The success of Not the Nine O'Clock News led to his starring in the medieval sitcom The Black Adder, which he also co-wrote with Richard Curtis, in 1983. Despite a mixed reception, a second series was written, this time by Curtis and Ben Elton, and first screened in 1985. Blackadder II followed the fortunes of one of the descendants of Atkinson's original character, this time in the Elizabethan era. The same pattern was repeated in two sequels Blackadder the Third (1987) (set in the Regency era), and Blackadder Goes Forth (1989), set in the First World War. The Blackadder series went on to become one of the most successful BBC situation comedies of the 1980s.
Atkinson's other famous creation, the hapless Mr Bean, first appeared the following year in a half-hour special for Thames Television. Several sequels followed at irregular intervals before the character transferred to film in 1997. Entitled Bean, it was directed by his former co-star from Not the Nine O'Clock News, Mel Smith. As of 2006, a second film is being planned, which Atkinson says will be the last time he plays him.
In 2003, Atkinson was listed in The Observer as one of the 50 funniest acts in British comedy, and in a 2005 poll to find The Comedian's Comedian, he was voted amongst the top 50 comedy acts ever by fellow comedians and comedy insiders.
He suffered from a stutter as a child and it sometimes returns when he is in stressful situations. In particular, the letter "B" poses a problem for him. He managed to overcome the problem through over articulation.
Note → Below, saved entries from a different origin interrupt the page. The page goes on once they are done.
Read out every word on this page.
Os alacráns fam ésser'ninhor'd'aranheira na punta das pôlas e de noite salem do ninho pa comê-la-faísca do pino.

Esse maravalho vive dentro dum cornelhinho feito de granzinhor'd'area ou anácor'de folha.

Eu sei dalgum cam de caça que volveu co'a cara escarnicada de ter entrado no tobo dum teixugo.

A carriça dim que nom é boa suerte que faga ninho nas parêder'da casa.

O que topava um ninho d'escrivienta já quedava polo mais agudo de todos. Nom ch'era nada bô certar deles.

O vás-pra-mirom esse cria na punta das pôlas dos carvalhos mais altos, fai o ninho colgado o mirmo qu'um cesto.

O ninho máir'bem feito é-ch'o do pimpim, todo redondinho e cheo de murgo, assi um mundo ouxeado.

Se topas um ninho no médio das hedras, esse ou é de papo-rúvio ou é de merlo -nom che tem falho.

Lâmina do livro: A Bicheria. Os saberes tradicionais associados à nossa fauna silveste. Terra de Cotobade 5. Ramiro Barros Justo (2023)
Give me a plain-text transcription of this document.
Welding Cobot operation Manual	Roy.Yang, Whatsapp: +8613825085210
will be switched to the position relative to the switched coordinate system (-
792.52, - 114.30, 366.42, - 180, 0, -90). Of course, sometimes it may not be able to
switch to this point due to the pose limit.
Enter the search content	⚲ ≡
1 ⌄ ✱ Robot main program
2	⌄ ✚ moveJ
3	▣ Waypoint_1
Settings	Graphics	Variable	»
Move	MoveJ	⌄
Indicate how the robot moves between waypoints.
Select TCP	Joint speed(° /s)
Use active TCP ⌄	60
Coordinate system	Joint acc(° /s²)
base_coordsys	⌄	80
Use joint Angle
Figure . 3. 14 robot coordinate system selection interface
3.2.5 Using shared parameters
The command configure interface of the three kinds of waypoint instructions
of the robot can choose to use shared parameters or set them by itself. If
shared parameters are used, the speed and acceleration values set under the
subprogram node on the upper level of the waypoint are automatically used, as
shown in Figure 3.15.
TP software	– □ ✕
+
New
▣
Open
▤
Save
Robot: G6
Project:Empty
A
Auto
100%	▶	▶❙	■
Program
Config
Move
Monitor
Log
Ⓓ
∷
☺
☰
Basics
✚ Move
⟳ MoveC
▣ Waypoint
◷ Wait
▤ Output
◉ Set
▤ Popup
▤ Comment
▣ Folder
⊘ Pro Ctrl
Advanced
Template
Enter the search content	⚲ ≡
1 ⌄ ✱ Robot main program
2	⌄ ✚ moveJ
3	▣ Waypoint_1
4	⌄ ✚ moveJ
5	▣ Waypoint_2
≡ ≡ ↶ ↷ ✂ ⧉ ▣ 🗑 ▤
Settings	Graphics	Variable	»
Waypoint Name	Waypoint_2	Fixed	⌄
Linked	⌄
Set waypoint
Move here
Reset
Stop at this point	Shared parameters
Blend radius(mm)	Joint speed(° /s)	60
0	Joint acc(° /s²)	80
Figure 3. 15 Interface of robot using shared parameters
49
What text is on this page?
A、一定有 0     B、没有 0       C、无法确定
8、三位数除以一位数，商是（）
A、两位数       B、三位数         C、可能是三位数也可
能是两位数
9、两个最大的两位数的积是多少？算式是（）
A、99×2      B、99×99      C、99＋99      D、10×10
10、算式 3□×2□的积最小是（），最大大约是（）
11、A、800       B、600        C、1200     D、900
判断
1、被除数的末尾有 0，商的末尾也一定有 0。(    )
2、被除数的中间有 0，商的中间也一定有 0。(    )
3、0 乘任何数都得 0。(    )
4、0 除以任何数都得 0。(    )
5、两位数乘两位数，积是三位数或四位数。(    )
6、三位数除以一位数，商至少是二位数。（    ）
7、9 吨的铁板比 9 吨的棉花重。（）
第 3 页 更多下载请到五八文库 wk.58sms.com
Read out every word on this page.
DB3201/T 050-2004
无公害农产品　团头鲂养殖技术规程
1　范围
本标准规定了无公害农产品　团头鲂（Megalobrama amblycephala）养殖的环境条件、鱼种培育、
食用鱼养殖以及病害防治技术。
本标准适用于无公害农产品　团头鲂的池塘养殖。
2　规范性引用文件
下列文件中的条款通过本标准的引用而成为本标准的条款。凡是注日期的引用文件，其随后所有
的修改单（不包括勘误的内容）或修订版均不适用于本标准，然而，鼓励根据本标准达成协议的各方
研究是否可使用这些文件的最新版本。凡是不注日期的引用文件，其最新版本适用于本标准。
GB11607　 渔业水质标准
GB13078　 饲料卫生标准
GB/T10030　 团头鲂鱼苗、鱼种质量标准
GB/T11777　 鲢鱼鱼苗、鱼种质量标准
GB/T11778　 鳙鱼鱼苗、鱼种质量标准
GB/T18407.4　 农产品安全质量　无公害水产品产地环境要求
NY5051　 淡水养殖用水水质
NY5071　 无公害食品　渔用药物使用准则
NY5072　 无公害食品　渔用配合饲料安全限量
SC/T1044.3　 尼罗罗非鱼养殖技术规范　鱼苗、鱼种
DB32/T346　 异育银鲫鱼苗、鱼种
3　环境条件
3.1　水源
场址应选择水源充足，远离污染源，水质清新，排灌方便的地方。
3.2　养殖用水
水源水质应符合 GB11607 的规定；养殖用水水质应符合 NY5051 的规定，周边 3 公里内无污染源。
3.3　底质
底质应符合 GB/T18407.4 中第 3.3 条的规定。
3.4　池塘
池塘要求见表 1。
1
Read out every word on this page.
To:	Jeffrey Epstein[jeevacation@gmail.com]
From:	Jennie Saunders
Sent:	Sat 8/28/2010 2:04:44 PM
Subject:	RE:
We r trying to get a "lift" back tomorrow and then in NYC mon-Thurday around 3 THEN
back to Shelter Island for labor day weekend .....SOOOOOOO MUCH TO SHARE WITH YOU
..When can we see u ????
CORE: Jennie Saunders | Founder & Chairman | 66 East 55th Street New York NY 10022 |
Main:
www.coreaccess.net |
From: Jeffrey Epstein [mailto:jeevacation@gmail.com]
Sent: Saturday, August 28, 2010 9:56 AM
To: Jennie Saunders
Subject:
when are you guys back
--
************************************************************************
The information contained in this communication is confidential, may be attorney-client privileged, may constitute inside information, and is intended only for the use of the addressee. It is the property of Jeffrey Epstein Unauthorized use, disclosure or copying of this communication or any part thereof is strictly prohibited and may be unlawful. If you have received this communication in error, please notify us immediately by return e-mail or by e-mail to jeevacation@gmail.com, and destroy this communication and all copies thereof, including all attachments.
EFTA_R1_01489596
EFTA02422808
However, this over articulation somewhat ironically evolved into one of his trademark comic devices (his pronunciation of "Bob" in Blackadder being a famous example).
In June 2005, Atkinson led a coalition of the UK's most prominent actors and writers, including Nicholas Hytner and Ian McEwan, to the British Parliament in an attempt to force a review of the controversial Racial and Religious Hatred Bill on the grounds that the Bill would give religious groups a "weapon of disproportionate power" whose threat would engender a culture of self-censorship among artists.
He has also appeared in television advertising campaigns for Hitachi electrical goods, Fujifilm, the Give Blood campaign and, most famously, as an espionage agent for Barclaycard on which his title role was based for the film Johnny English.
He also made appearances at the Just for Laughs comedy festival in Montreal, which also airs on television. He was present at the fifth festival in 1987 and the seventh in 1989.
Atkinson married Sunetra Sastry in 1990; they have two children, Lily and Benjamin. His major hobby is fast cars, of which he has a giant collection, consisting of Aston Martins, various other models, and a purple McLaren F1. He has written for the British magazine Car. He holds a UK HGV licence, and currently writes for the British magazine Evo on running an MG XPower SV. In 1995 he appeared in the straight role of racing driver Henry Birkin in the television play Full Throttle.